Sure, you can try to stay younger by exercising, coloring your hair and wearing stylish clothes - but how do you respond when someone asks, "Do you Twitter?" How Not to Act Old gives you simple ways to come back from over the hill and to act as young as you look.
Covering everything from old-people entertainment (cancel that dinner party!) to old-people communication (it's called a "voice mail" not a "message" and no one leaves or listens to them anyway), Pamela Redmond Satran decodes the behaviors, viewpoints, and cultural touchstones that separate you from the hip young person you wish you still were. This irreverent guide is essential for anyone who doesn't want to embarrass their kids - or themselves.
I read about this book in the September issue of More magazine and thought it sounded like fun.
It's a quick read (I read it in a couple hours this evening). Alas, I'm guilty of so much! Ha!

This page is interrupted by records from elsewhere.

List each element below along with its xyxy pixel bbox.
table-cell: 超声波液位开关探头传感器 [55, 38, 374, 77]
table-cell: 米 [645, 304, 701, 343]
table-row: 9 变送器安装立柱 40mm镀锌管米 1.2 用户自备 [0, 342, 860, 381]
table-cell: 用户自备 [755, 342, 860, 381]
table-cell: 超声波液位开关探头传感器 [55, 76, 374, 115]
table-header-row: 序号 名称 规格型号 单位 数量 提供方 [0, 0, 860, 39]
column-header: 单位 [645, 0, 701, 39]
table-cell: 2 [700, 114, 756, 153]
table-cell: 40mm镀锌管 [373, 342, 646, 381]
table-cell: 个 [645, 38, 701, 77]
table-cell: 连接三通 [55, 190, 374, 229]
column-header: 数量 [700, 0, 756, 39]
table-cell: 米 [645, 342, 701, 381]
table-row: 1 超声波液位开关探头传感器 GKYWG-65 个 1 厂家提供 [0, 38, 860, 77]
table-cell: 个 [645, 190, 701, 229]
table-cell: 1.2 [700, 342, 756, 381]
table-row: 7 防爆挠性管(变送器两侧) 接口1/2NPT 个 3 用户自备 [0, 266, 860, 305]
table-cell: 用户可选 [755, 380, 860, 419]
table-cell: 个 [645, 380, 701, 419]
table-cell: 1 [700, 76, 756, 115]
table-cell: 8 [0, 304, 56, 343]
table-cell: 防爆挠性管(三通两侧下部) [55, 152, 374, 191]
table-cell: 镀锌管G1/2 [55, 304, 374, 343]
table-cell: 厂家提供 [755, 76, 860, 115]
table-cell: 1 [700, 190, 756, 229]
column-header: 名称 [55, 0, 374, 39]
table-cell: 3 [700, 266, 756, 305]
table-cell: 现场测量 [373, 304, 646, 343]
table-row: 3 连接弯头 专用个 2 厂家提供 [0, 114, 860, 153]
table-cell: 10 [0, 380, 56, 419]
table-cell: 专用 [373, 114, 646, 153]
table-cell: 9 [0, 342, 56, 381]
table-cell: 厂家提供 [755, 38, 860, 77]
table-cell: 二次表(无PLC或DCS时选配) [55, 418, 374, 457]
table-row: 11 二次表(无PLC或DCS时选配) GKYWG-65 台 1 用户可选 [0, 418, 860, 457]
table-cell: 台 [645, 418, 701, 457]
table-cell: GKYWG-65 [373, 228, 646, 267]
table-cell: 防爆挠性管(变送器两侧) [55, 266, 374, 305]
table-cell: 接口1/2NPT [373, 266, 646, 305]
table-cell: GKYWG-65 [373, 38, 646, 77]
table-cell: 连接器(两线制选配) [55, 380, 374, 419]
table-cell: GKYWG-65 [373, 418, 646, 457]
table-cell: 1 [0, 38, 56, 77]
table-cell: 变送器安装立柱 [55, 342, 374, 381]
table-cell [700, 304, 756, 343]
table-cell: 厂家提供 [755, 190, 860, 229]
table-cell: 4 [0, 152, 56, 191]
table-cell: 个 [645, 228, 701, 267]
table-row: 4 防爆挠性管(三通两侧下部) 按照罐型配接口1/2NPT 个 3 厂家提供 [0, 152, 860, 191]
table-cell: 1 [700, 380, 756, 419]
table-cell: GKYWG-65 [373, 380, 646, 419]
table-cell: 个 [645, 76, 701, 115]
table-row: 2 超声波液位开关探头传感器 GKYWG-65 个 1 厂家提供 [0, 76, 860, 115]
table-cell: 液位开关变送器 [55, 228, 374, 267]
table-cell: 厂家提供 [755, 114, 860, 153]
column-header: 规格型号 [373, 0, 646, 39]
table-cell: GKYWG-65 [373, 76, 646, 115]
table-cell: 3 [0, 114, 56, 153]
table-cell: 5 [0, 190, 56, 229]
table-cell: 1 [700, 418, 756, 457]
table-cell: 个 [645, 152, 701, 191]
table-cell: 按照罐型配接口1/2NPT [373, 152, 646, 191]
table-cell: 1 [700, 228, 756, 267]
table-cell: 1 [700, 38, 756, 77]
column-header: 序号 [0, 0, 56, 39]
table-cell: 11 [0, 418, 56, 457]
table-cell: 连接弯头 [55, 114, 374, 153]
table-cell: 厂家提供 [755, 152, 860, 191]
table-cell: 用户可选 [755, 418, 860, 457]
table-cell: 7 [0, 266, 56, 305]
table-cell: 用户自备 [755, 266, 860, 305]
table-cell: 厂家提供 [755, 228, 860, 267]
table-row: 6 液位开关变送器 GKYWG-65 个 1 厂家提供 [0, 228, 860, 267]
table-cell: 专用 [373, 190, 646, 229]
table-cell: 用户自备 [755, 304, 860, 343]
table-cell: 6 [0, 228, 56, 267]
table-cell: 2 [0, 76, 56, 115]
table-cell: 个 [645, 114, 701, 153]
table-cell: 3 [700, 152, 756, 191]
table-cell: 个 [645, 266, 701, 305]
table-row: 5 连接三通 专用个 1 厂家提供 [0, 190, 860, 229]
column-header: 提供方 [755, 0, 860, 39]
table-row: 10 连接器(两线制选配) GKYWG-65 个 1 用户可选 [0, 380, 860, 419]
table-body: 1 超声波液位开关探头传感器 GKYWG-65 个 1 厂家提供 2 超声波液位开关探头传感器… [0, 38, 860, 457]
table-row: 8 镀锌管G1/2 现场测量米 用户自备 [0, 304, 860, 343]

Here are seven examples ...
- Unstrap the Rolex - The young don't wear a watch because they can get the time on their cell phone.
- Don't leave a message - Young people figure the other person will see their number in missed calls and reach out if they want or need to talk.
- Don't spout any history - If it happened before 2001, who cares?
- Don't block the aisle in the grocery story.
- Don't fear the wax - Waxing "down there" is one of the major differences between younger and older women.
- Don't yell into your cell.
- Don't cook a roast - Apparently no one under the age of 40 knows how to roast meat and they don't want to know.